Kent Beck, creator of Test-Driven Development and signatory of the Agile Manifesto, publishes a thought-provoking LinkedIn post criticizing the "Vibe Coding" phenomenon: the practice of relying primarily on intuition and AI-generated code, without systematic testing discipline. His intervention, which carries considerable weight given his foundational contributions to software engineering, triggers a broad debate across the industry on the balance between AI assistance and engineering rigor.
Central argument: vibes are not enough
Beck's thesis: "if it feels right, ship it" is a fundamentally flawed approach, whether the code is human-written or AI-generated. Software correctness requires systematic validation: tests providing objective proof that the code works, regression prevention, executable specifications documenting expected behavior, and design feedback that surfaces complexity issues early. Intuition has value, but it does not replace rigorous verification.
TDD's relevance in the AI era
To those who consider TDD obsolete in the face of AI code generation, Beck responds: AI amplifies the consequences of undisciplined development. Coding faster without tests means accumulating technical debt faster; AI-generated code still contains bugs to catch; tests help refine prompts; TDD discipline prevents accepting plausible but incorrect AI output. TDD complements AI rather than being superseded by it.
A nuanced critique
Beck distinguishes: prototyping (vibe coding acceptable for throwaway experiments), production code (tests non-negotiable), personal projects (individual choice), and team or enterprise code (professional responsibility demands discipline). This is not a condemnation of AI assistance: the critique targets the abandonment of verification, not the use of tools.
AI as an amplifier
Key idea: AI amplifies existing tendencies. Disciplined engineers accelerate the red-green-refactor cycle with AI; undisciplined engineers produce buggy code faster. AI does not eliminate the need for discipline, it intensifies its consequences.

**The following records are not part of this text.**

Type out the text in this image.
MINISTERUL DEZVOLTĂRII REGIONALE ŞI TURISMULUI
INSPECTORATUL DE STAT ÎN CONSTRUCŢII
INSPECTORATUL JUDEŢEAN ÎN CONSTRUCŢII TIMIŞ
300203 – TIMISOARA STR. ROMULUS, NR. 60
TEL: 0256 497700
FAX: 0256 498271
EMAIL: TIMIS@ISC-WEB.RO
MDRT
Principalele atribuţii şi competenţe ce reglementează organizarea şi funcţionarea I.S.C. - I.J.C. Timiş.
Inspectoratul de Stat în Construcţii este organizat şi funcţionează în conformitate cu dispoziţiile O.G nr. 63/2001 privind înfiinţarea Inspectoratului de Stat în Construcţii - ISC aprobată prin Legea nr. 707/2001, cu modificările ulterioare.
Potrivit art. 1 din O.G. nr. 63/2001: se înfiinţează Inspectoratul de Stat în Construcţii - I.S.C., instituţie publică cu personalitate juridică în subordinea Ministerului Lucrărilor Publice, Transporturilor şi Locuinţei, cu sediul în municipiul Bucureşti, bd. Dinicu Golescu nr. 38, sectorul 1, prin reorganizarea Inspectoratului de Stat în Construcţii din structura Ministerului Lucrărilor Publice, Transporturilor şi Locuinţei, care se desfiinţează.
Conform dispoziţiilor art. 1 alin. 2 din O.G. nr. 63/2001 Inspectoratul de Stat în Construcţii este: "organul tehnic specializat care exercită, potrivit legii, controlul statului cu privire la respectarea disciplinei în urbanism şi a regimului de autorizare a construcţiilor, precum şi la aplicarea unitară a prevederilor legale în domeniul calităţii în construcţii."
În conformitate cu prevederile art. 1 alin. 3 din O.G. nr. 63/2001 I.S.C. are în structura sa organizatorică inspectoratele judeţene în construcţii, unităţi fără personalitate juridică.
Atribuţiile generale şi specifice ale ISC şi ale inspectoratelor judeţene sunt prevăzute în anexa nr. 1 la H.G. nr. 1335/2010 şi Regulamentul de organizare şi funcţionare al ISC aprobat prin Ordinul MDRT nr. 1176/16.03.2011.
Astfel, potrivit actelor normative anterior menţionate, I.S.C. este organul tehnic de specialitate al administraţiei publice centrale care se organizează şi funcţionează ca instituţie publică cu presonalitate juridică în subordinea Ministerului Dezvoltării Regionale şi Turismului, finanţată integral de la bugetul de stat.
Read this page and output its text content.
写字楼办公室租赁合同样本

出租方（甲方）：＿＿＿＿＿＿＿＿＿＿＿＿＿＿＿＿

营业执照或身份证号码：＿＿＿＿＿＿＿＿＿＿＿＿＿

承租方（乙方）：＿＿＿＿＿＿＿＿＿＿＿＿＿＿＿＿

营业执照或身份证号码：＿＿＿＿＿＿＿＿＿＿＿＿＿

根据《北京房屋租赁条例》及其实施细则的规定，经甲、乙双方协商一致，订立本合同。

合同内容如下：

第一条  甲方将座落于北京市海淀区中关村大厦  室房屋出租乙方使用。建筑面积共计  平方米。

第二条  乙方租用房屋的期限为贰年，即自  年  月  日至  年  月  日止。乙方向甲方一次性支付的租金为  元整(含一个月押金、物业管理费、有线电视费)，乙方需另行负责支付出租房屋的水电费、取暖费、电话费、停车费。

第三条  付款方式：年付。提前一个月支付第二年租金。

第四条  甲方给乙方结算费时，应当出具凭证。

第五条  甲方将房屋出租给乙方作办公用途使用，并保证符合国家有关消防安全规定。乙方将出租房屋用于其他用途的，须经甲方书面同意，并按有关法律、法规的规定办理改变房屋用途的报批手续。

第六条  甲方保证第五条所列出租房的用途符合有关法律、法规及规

Reactions and common ground
Reactions split between traditionalists, pragmatists, and AI enthusiasts; counterarguments (TDD too slow, tests generatable by AI, market pressure) deserve consideration without invalidating the principle of verification. Consensus emerges around hybrid approaches: AI for code drafts and tedious test cases, tests validating AI output, rigor modulated by code criticality. Beck frames the issue in terms of professional ethics: AI changes how one codes, not the importance of quality.